Auf dem Weg zur Volksabstimmung
Die Macher des Films "Grundeinkommen ein Kulturimpuls" hatten schon lange etwas vor, was in Deutschland noch nicht möglich ist: Das Grundeinkommen mit einer Volksinitiative zur bundesweiten Volksabstimmung zu bringen. Daniel Häni und Enno Schmidt wollen im Frühjahr 2012 in der Schweiz eine Volksinitiative starten, um alle Schweizer abstimmen zu lassen, ob das bedingungslose Grundeinkommen soziale Grundlage aller Bürger der Schweiz werden soll.
Damit es zu einer Volksabstimmung kommen kann, müssen sie durch eine Volksinitiative innerhalb von 18 Monaten 100.000 Stimmen von Stimmberechtigten sammeln. Bei einer folgenden bundesweiten Volksabstimmung entscheidet eine zustimmende Mehrheit der Stimmbürger zusammen mit einer Mehrheit der Kantone über Gesetzesänderungen in der Schweiz.

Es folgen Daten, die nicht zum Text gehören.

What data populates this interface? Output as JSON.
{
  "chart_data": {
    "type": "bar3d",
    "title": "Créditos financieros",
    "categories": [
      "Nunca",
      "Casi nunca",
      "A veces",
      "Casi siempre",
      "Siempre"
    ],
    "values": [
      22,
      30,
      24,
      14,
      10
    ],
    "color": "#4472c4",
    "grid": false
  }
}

Der nächste Schritt, um für dieses Vorhaben eine breite Basis zu schaffen, ist der Kongress zum Grundeinkommen in der Schweiz am 19. März in Zürich. Auf diesem Kongress zum Grundeinkommen werden als Referentinnen und Referenten teilnemen:
Prof. Götz W. Werner, Beatrice Tschanz, Klaus W. Wellershoff, Oswald Sigg, Judith Giovannelli-Blocher, Daniel Häni, Daniel Straub, Enno Schmidt, Endo Anaconda, Anton Gunzinger, Roger Köppel, Anna Rossinelli, Ursula Piffaretti, Seraina Morell Gunzinger, Christian Müller
Wer, wenn nicht die Bürger, soll entscheiden, was für ihn / sie am besten ist? Die Schweiz ist mit ihren Elementen der direkten Demokratie der Demokratie schon ein ganzes Stück näher gekommen als Deutschland. Und das bereits im 19. Jahrhundert. Viel Erfolg, mit dieser Volksinitiative für das Grundeinkommen in der Schweiz!